Industry

UK petrol and diesel vehicle ban brought forward to 2035

The UK will introduce a ban on fossil fuel-powered vehicles in 2035, five years earlier than initially forecast but still behind other European nations

The UK government has announced it will be enforcing a total sales ban on petrol and diesel vehicles in 2035, five years earlier than originally announced.

In 2018 it was proposed that sales of new vehicles emitting carbon emissions would be phased out ahead of a total ban in 2040, but a more ambitious revision has been announced after experts said 2040 would be too late for the UK to achieve its zero carbon target in 2050.

The proposal will be outlined by Prime Minster Boris Johnson at an event to launch the United Nations climate summit – COP26 – to be held in Glasgow in November.

He is expected to say that the UK will consider bringing this even further forward, if possible.

“Hosting COP26 is an important opportunity for the UK and nations across the globe to step up in the fight against climate change,” Johnson said.

“As we set out our plans to hit our ambitious 2050 net zero target across this year, so we shall urge others to join us in pledging net zero emissions.

“There can be no greater responsibility than protecting our planet, and no mission that a global Britain is prouder to serve."
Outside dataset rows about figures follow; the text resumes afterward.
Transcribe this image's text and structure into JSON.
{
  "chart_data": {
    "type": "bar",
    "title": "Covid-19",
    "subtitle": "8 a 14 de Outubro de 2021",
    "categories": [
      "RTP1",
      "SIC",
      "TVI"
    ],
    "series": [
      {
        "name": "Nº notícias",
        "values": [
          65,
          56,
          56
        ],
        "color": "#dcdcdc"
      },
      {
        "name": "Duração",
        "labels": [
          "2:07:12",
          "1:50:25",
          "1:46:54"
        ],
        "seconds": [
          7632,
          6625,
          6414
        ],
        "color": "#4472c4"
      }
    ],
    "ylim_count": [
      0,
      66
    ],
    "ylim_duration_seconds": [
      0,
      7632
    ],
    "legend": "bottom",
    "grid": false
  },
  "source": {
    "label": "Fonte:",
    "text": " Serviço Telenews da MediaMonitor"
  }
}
Though the proposals are focused primarily on new sales of cars and commercial vehicles, motorcycles will also be targeted by the measures.
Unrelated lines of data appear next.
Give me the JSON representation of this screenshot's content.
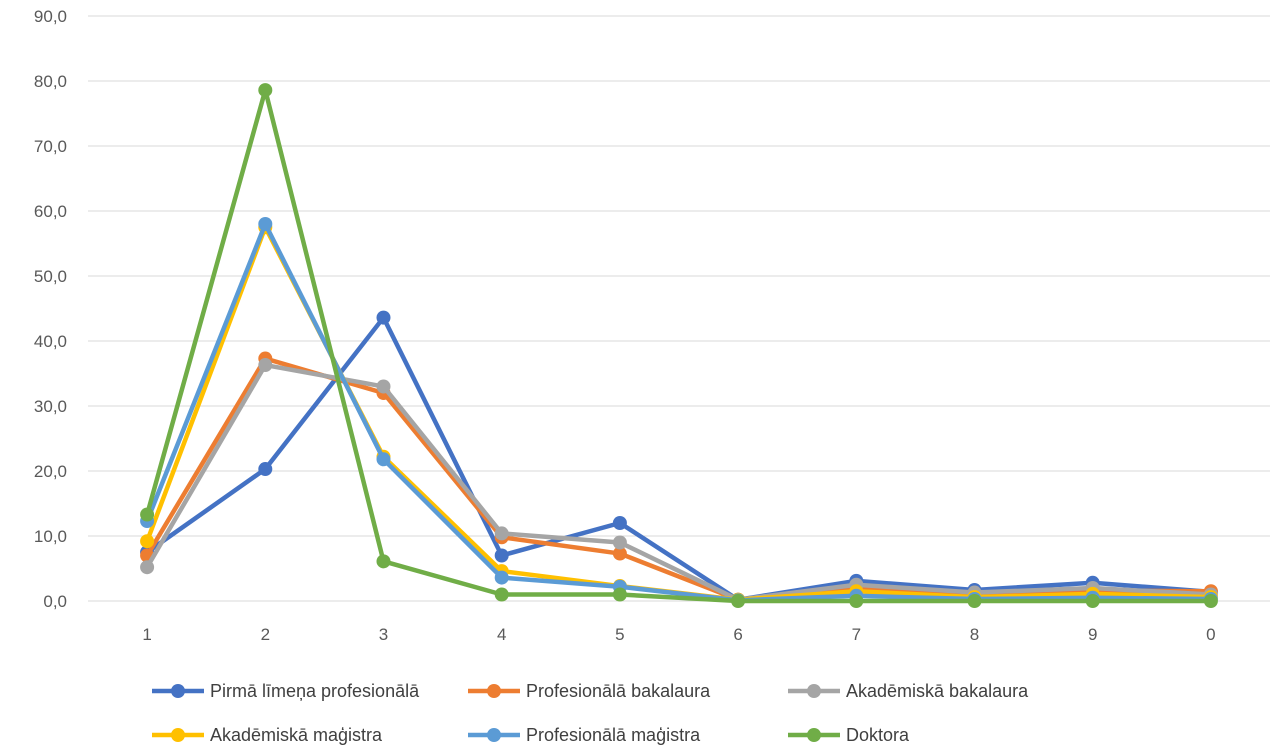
{
  "chart_data": {
    "type": "line",
    "categories": [
      "1",
      "2",
      "3",
      "4",
      "5",
      "6",
      "7",
      "8",
      "9",
      "0"
    ],
    "ylim": [
      0,
      90
    ],
    "y_ticks": [
      "0,0",
      "10,0",
      "20,0",
      "30,0",
      "40,0",
      "50,0",
      "60,0",
      "70,0",
      "80,0",
      "90,0"
    ],
    "grid": true,
    "legend_position": "bottom",
    "series": [
      {
        "name": "Pirmā līmeņa profesionālā",
        "color": "#4472C4",
        "values": [
          7.5,
          20.3,
          43.6,
          7.0,
          12.0,
          0.2,
          3.1,
          1.7,
          2.8,
          1.4
        ]
      },
      {
        "name": "Profesionālā bakalaura",
        "color": "#ED7D31",
        "values": [
          7.0,
          37.3,
          32.0,
          9.8,
          7.3,
          0.2,
          2.0,
          1.0,
          1.6,
          1.5
        ]
      },
      {
        "name": "Akadēmiskā bakalaura",
        "color": "#A5A5A5",
        "values": [
          5.2,
          36.3,
          33.0,
          10.4,
          9.0,
          0.2,
          2.5,
          1.3,
          2.0,
          1.0
        ]
      },
      {
        "name": "Akadēmiskā maģistra",
        "color": "#FFC000",
        "values": [
          9.2,
          57.5,
          22.2,
          4.6,
          2.3,
          0.2,
          1.5,
          0.6,
          1.1,
          0.6
        ]
      },
      {
        "name": "Profesionālā maģistra",
        "color": "#5B9BD5",
        "values": [
          12.3,
          58.0,
          21.8,
          3.6,
          2.2,
          0.1,
          0.8,
          0.3,
          0.5,
          0.3
        ]
      },
      {
        "name": "Doktora",
        "color": "#70AD47",
        "values": [
          13.3,
          78.6,
          6.1,
          1.0,
          1.0,
          0.0,
          0.0,
          0.0,
          0.0,
          0.0
        ]
      }
    ]
  }
}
To date, only a handful of manufacturers have invested in having electric motorcycles as part of their range, though they are predominantly scooters, mopeds and the equivalent of lower displacement models.

Will motorcycle manufacturers react to stricter deadlines?

Indeed, the targets have been described as challenging even for car manufacturers, which have made significant strides in developing greener technologies and integrating them into their range. For now, zero emissions cars account for a small fraction of sales, though it is growing.

"With current demand for this still expensive technology still just a fraction of sales, it's clear that accelerating an already very challenging ambition will take more than industry investment," said SMMT Chief Executive Mike Hawes”

However, the share of electric motorcycles is even smaller, in part due to reluctance of manufacturers to commit to zero emissions versions of the most popular body styles.

Indeed, while electric cars serve a more practical purpose than motorcycles, many of which are bought for their specific abilities – off-road, performance for instance – the argument for electric versions are much lessened.

BMW recently said it is several years away from embarking on any significant electrification of its range because of the costs involved and because they cannot evoke the same kind of reaction as a fuel-powered model.

Indeed, even manufacturing giants like Honda and Yamaha have remained relatively quiet on their plans, though Triumph and KTM both say they have initiatives in the pipeline

To date the only mainstream manufacturer to produce an electric bike is Harley-Davidson with its LiveWire.

The lack of movement in this area is in turn having a negating effect on demand, with prices substantially higher than their fuel-powered counterparts. These are unlikely to come down until the technology is made more mainstream and competition increases, though another frequent concern – charging station availability – is likely to improve significantly under these new measures.

That said, the UK doesn’t have the tightest deadlines of European nations with the likes of Ireland, Sweden and the Netherlands targeting 2030, while Norway is aiming for 2025.

The capital city London has also set its sights on banning fossil fuel vehicles in 2030.